I found that I couldn’t watch the news. I physically could not stay in the room if the TV was broadcasting news. My anxiety would shoot up, and I would have to get up, and leave. I love to make cards, but I couldn’t sit down and make them. There wasn’t enough leftover concentration or creativity for them. I realized one day that I couldn’t pray - and I felt like I should be praying. Couldn’t. The day I realized that I sat down and made a few simple cards, and it felt like prayer.
Our office staff worked out a schedule so that one of us would go to the office each day. On my days to go in, I noticed that there were many fewer cars on the road than usual. There weren’t traffic jams and there were many fewer accidents. The road to work felt eerie and strange, and I almost felt like I shouldn’t be out driving (even though we are considered an essential business).
We hadn’t been in our office space very long when March came along. We had been using it as a place of hospitality - three or four meetings or gatherings held there already - and when I went to work, by myself, in the days we were working from home, the office felt empty. Quiet. And so sad. Lonely.
The day after I started working from home, Steve started doing the same thing. We set our office up in the family room (the back of the room was already an office space) and worked together. It was good to be together. On Fridays we would go out, pick up lunch, and eat it in the car.
There were daily zoom meetings, texts, and phone calls to try to stay connected as an office. I didn’t feel as if I was getting as much done - I compared it to driving a car with a wagon wheel. But I was busy all the time.
We stopped worshiping at church and started attending online services. The first time I watched one of the services, I cried. Now it seems normal, and I don’t give it a second thought.
We tried to stay away from family. We went out every Saturday to get groceries for Mom so she wouldn’t have to (we still are). We dropped off the groceries and tried to keep our distance. The first meal we had together was on Mother’s Day - we brought in food and ate while socially distanced.

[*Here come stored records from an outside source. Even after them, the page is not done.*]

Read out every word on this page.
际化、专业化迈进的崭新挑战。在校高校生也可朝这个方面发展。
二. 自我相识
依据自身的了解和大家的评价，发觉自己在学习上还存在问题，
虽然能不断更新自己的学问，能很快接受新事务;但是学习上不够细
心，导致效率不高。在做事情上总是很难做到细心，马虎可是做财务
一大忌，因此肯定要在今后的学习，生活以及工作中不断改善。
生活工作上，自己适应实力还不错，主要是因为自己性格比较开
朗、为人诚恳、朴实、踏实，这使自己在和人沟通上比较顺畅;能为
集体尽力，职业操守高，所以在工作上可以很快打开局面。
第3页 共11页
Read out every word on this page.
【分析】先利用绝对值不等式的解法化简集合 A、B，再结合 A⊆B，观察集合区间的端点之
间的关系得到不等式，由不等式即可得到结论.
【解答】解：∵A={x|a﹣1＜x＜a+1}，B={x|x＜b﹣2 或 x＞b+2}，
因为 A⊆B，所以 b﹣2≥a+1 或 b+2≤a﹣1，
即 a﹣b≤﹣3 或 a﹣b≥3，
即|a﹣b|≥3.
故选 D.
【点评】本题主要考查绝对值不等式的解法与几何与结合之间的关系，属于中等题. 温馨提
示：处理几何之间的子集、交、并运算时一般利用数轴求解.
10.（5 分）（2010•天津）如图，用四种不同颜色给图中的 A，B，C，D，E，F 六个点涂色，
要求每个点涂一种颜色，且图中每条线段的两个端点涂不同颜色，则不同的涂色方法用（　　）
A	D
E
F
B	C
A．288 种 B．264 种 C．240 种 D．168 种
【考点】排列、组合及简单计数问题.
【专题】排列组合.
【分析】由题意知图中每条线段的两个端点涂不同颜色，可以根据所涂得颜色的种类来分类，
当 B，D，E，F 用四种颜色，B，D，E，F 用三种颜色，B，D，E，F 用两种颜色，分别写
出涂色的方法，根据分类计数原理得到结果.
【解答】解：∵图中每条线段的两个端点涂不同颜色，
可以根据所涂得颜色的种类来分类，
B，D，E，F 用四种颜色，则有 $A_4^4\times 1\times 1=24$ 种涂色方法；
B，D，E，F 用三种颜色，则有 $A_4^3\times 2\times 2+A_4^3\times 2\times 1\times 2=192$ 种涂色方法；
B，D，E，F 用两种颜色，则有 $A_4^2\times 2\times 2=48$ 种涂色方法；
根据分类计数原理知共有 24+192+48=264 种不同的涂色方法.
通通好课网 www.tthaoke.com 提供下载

Once the state parks opened back up, Steve and I started making day trips. We were very careful, eating in the car or outside, taking walks. It felt wonderful to get away from the house. In June, we took our first overnight trip to Canaan Valley. We spent two nights at the resort, and took several long walks. We did eat breakfast and dinner in the restaurant, and it was a little bit nerve wracking. In July, we traveled to Alabama to help Josh move to Nevada. We drove across the country - over 20 states - and didn’t eat inside a restaurant one time. It was a different way to travel. In September, we spent a week at Caswell Beach - a much more empty place than our usual Myrtle Beach. We cooked in the condo about half the time and picked up meals to eat in the condo the other half of the week. An enjoyable but different kind of vacation.
I started a mask factory, using a pattern a crated from a mask Mom bought me whose fit I liked. I now have a mask drawer, I’ve made so many.
I checked (and still check) daily infection rates in our state, the Rt values across the country (they’ve stopped measuring that now). Now I watch vaccination rates.
I celebrated when Mom was able to get an appointment for a vaccination, and I drove her through yucky weather to get her second shot. Steve and I were able to get appointments for vaccinations a week ago - our second shots are on Good Friday. There is a wonderful relief to the vaccination. I see hope as I watch people around me receive the vaccination, and watch infection rates drop. I hope that soon we will be able to go to a movie without worry that we will catch a virus that will kill us.
Someone on TV the other day said that during this “Great Pause” we have stopped living. For Steve and me, that isn’t true. We haven’t lived the same as before, but we have found a way to enjoy life while doing different things than we used to. We enjoyed picnics outside and walks through the woods, take-out and car travel. As we enter post-emergency Covid times, we’ll keep some of those habits, I imagine.